By analyzing existing cross correlation between AutoNation and Zhongsheng Group Holdings, you can compare the effects of market volatilities on AutoNation and Zhongsheng Group and check how they will diversify away market risk if combined in the same portfolio for a given time horizon. You can also utilize pair trading strategies of matching a long position in AutoNation with a short position of Zhongsheng Group. Check out your portfolio center. Please also check ongoing floating volatility patterns of AutoNation and Zhongsheng Group.
Diversification Opportunities for AutoNation and Zhongsheng Group
0.52 | Correlation Coefficient |
Very weak diversification
The 3 months correlation between AutoNation and Zhongsheng is 0.52. Overlapping area represents the amount of risk that can be diversified away by holding AutoNation and Zhongsheng Group Holdings in the same portfolio, assuming nothing else is changed. The correlation between historical prices or returns on Zhongsheng Group Holdings and AutoNation is a relative statistical measure of the degree to which these equity instruments tend to move together. The correlation coefficient measures the extent to which returns on AutoNation are associated (or correlated) with Zhongsheng Group. Values of the correlation coefficient range from -1 to +1, where. The correlation of zero (0) is possible when the price movement of Zhongsheng Group Holdings has no effect on the direction of AutoNation i.e., AutoNation and Zhongsheng Group go up and down completely randomly.
Pair Corralation between AutoNation and Zhongsheng Group
Assuming the 90 days horizon AutoNation is expected to generate 0.5 times more return on investment than Zhongsheng Group. However, AutoNation is 2.0 times less risky than Zhongsheng Group. It trades about 0.03 of its potential returns per unit of risk. Zhongsheng Group Holdings is currently generating about -0.18 per unit of risk. If you would invest 16,100 in AutoNation on September 23, 2024 and sell it today you would earn a total of 130.00 from holding AutoNation or generate 0.81% return on investment over 90 days.
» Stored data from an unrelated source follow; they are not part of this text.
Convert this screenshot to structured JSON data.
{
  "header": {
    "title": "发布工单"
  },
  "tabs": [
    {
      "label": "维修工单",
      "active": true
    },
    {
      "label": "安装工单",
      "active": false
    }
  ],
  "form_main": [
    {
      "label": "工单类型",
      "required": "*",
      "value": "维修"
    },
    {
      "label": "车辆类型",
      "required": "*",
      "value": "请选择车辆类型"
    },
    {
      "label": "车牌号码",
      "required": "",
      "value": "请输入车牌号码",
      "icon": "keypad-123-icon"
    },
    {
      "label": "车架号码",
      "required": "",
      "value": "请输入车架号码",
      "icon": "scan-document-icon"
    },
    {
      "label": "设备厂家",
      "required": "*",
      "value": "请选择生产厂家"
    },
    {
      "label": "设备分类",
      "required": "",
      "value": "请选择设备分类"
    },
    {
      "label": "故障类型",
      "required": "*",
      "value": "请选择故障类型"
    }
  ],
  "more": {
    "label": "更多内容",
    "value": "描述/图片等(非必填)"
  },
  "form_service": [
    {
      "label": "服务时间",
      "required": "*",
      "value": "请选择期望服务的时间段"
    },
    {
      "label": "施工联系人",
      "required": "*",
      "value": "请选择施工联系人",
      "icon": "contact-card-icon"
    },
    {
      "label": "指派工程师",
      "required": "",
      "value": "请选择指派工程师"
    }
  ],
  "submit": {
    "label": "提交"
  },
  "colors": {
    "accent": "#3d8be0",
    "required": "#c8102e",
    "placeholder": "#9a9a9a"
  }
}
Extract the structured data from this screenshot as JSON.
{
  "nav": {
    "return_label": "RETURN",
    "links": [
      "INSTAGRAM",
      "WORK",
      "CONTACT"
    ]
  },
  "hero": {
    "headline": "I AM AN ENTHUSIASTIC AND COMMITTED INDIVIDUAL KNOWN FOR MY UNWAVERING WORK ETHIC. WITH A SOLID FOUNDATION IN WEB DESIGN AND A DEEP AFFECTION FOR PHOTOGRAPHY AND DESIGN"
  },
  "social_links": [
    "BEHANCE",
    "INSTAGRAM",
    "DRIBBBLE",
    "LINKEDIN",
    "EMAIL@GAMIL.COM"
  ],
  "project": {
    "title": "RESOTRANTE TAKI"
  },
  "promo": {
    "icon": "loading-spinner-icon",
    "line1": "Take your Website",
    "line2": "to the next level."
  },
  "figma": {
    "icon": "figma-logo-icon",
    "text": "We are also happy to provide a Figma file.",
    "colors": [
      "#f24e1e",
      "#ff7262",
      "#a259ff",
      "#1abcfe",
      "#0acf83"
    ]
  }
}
Time Period | 3 Months [change] |
Direction | Moves Together |
Strength | Weak |
Accuracy | 100.0% |
Values | Daily Returns |
AutoNation vs. Zhongsheng Group Holdings
Performance |
Timeline |
AutoNation |
Zhongsheng Group Holdings |
AutoNation and Zhongsheng Group Volatility Contrast
Predicted Return Density |
Returns |
Pair Trading with AutoNation and Zhongsheng Group
The main advantage of trading using opposite AutoNation and Zhongsheng Group positions is that it hedges away some unsystematic risk. Because of two separate transactions, even if AutoNation position performs unexpectedly, Zhongsheng Group can make up some of the losses. Pair trading also minimizes risk from directional movements in the market. For example, if an entire industry or sector drops because of unexpected headlines, the short position in Zhongsheng Group will offset losses from the drop in Zhongsheng Group's long position.AutoNation vs. Copart Inc | AutoNation vs. Zhongsheng Group Holdings | AutoNation vs. CarMax Inc | AutoNation vs. DIeteren Group SA |
Zhongsheng Group vs. Copart Inc | Zhongsheng Group vs. CarMax Inc | Zhongsheng Group vs. DIeteren Group SA | Zhongsheng Group vs. Penske Automotive Group |
Check out your portfolio center.Note that this page's information should be used as a complementary analysis to find the right mix of equity instruments to add to your existing portfolios or create a brand new portfolio. You can also try the Portfolio Center module to all portfolio management and optimization tools to improve performance of your portfolios.